As part of my research, I decided to do some investigating at The Story Museum in Oxford. It’s location, somewhat hidden from the main streets of Oxford allows it to blend seamlessly into it’s historic context. ‘Speak Friend And Enter’ guards the doors, relating to the riddle that must be solved in order to open the Doors of Durin, leading into the dwarven city of Khazad-dûm in The Lord Of The Rings trilogy by J.R.R Tolkien (who famously studied in Oxford).
Once inside, the multiple floor museum (currently undergoing some maintenace work) offers a series of rooms intended for exploration of stories. I would say that the museum is specially aimed at children, although I was told by a rather enthusiastic volunteer that the museum is for all ages, and I could get a bedtime story read to me by ‘Granny Anne’ in her giant bed if i did so wish!
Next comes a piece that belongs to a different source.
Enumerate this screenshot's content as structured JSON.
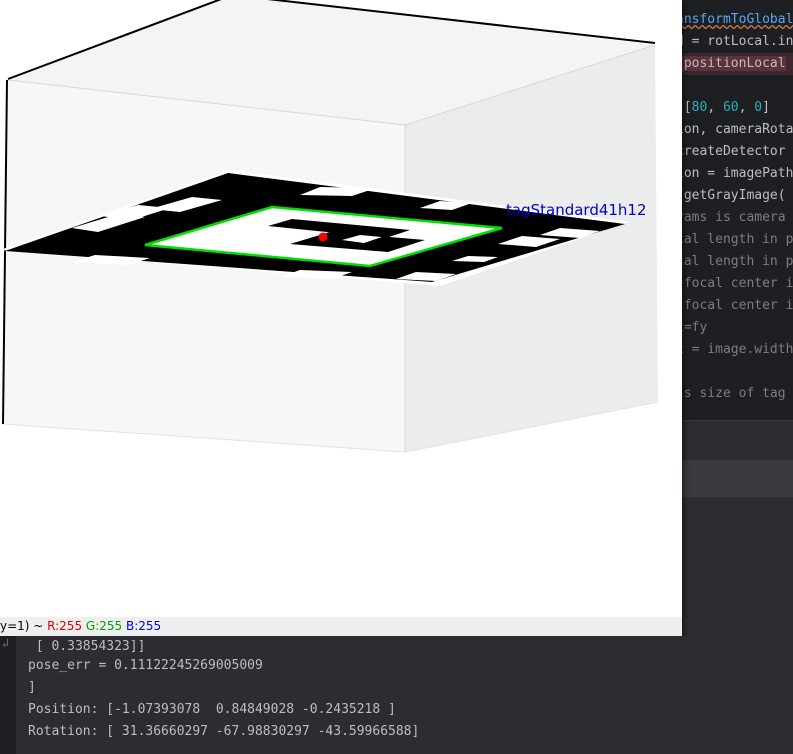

Although I politely declined ‘Granny Anne’s’ invitation for a bedtime story, she did point out a diorama in the corner of the room, which was of more interest to me (even if it was made up of Sylvanian families toys!) With DS7 soon to be looking into the Nutshell Studies of crime scenes, this was an unexpected find in the museum.
The museum has an area for reading and exploration of stories in different scenarios, from a boat to a garden shed, but this was undergoing some repairs, so was closed to the public (but I managed to sneak a photo through the viewing panel on the door). The museum has dressed different areas and rooms with themes ranging from castles to invented ‘Storyloom’s’. All to attract children into stories and reading.
Onsite, they have independent illustators working, who show the museum-goers about illustation and book publishing. The illustrator I met with, Rob Jones, talked me through his children’s story book ideas and how he designed each of the characters and storylines. Throughout his exploration of the books, he made and bound his own mock up books to show to his agent, in addition to puppets and toys to research the individual book characters.
Overall, it was an interesting way to spend an afternoon. It taught me more about stories and how they are created and how you can get children engaged in story reading and telling.